Weightless exports - such as tourism, education, personal, cultural and recreational services; architectural, engineering and other technical services - are also where we excel.

We should look to places such as Finland, Singapore, Taiwan and Korea, that have established themselves as centres of innovation, that are adept at commercialising research and innovation, and bringing new products to market.

Our Government should set the agenda with opportunities for the private sector and tertiary institutions to contribute. A case in point is the Global Executive Leadership Programme. Developed by New Zealand Trade and Enterprise in conjunction with the University of Auckland Business School, the ICEHOUSE and the Thunderbird School of Global Management in the US, its purpose is to assist directors, CEOs, senior executives and business owners who are committed to leading their organisations to a strong international position.


The Government has two crucial roles to play. One is to level the trading playing fields. The China/New Zealand Free Trade Agreement shows it's worth the effort. In year one we exported $3.5 billion in value, compared to a 2004-2006 average of $363 million. China is now our second-largest trading partner and the growth in two-way trade exceeded the average annual growth rate of all major trading partners.
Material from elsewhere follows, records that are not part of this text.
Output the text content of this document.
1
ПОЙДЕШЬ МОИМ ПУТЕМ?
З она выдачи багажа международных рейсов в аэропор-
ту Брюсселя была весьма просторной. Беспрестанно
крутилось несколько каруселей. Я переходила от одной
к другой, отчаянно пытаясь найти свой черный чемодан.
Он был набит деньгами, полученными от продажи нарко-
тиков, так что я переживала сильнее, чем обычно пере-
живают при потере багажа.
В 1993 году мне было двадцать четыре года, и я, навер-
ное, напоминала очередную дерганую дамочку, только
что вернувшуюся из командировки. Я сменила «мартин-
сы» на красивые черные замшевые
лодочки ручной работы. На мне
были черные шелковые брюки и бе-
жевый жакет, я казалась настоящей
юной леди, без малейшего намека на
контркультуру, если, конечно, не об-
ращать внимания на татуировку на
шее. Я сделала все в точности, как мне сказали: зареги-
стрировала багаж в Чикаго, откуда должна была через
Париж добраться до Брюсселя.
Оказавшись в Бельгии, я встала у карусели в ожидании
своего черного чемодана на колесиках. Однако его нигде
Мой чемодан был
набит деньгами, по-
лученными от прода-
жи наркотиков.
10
The India/New Zealand FTA and work under way with the US will provide opportunities in other major markets. To capitalise we also must ensure our logistics are highly efficient.

The second is leadership and co-ordination - through New Zealand Trade and Enterprise. Our front row needs "street fighting local knowledge capabilities" as well as diplomacy.

In that regard Peter Chrisp's appointment as CEO bodes well. In the end it will come down to inspiring New Zealanders to think and act globally.

Owen Glenn is a Kiwi businessman and philanthropist and an officer of the New Zealand Order of Merit.